On Wednesday, February 21st, there is the Enterrament de la Sardina, a traditional celebration, literally “burying the sardine”, which, in theory, marks the end of the carnival. The event will be in Horta, with entertainment and activities as a preliminary to the parade to mark the end of the Year of Commerce. The finale, in the market in Horta is a secret.

After the Enterrament de la Sardina, there is the Ravalstoltada, in Raval on Saturday, February 24th, and the Carnavalada in Barceloneta, on Sunday, February 25th.

The Ravalstoltada starts at midday with a series of workshops to prepare for the fiesta, such as the decoration and music, in Plaça de Folch i Torres, and there is also an omelette-making competition. The parade is in the afternoon, based on the theme of the universe, for the Barcelona Science Year 2007, which includes an awards ceremony for the winning floats.

The Carnavalada in Barceloneta starts early on February 25th, with floats parading through the streets, and a fancy dress competition. There will also be performances with brass bands and music groups.

And don’t forget, the official music for the carnival i La rumba del carnaval (Doing the Carnival Rumba), a light-hearted song created specially by Gertrudis.

Useful Info
Carnival in Barcelona

In Madrid
Madrid’s carnival was revived in 1976 after being quashed for 40 years under Franco’s regime. Carnaval action in Madrid is still growing and remains centered around venues like the Casino and the Circulo de Bellas Artes.

The main event is a  huge parade along the Paseo de la Castellana. There are also fancy dress competitions and an evening concert in the Plaza Mayor. The end of Carnaval on Ash Wednesday brings on the traditional ‘Burial of the Sardine’ parade, with the participants all dressed in black carrying a cardboard sardine in a coffin which is theatrically and mournfully buried at the Fuente de los Pajaritos, marking the beginning of the fasting and reflection associated with Lent.

Useful Info:
Madrid Tourist Office
Phones: 91 588 1636 or 91 366 5477

In Cádiz
Carnival in Cadiz is said to be the third largest Carnival celebration in the world (after Rio de Janeiro and Trinidad). Both European jet-setters and local lowlifes know and crave the intense energy that pervades the city during the ten days leading up to Shrove Tuesday. It seems that all the freaks and fools within a thousand-mile radius show up to partake of the fun. Many visitors choose to snooze on park benches or stay up all night instead of booking hotel rooms.

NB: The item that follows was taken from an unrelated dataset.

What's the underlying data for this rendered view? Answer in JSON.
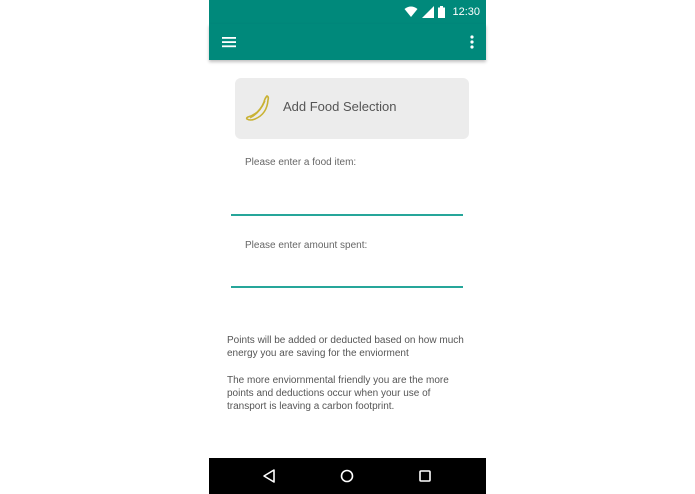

Cadiz is a quiet and serene city on the Andalusian coast, except when it plays host to Spain’s ultimate party. The fun began in the 17th century when the city of Cadiz tried to keep up with the decadent carnival celebrations in Venice and Genoa. The crews of the Spanish galleons that brought back gold and silver to Cadiz from the New World also brought back a variety of musical influences that are still evident at today’s Carnival revelry. African and Creole rhythms, sambas, rangeuras and rustic Colombian tunes all intermingle in the streets with local Andalusian jaleo songs and traditional flamenco music.

As it often happens in Spain, preparations for Carnival seem a bit last-minute and haphazard, but everything comes together beautifully in the end. Black-clad abuelas hang garlands across the tiny, twisting alleys, and street vendors set up their displays of toys and fruit just an hour or two before the throngs descend. Stages are set up in every plaza for musical acts, comedians and children’s performances. And there are also rock concerts featuring some of Spain’s most popular groups in the Plaza de Catedral. Another treat is the daily “La Toronda” (The Thunder), a massive, eardrum-shattering of firecrackers that takes place in the Plaza San Juan de Dios.

For those seeking more conventional pleasure, the Carnival roster includes numerous raucous parades, dancing children decorated in costumes and beauty pageants. And, in the Parque Genrives, there is a midway of rickety carnival rides that one must see to believe! However, most people show up simply to drink and cavort in the streets. It becomes so crowded in the tiny, cobblestoned streets that at times the city looses shape and metamorphoses into a mountain of people.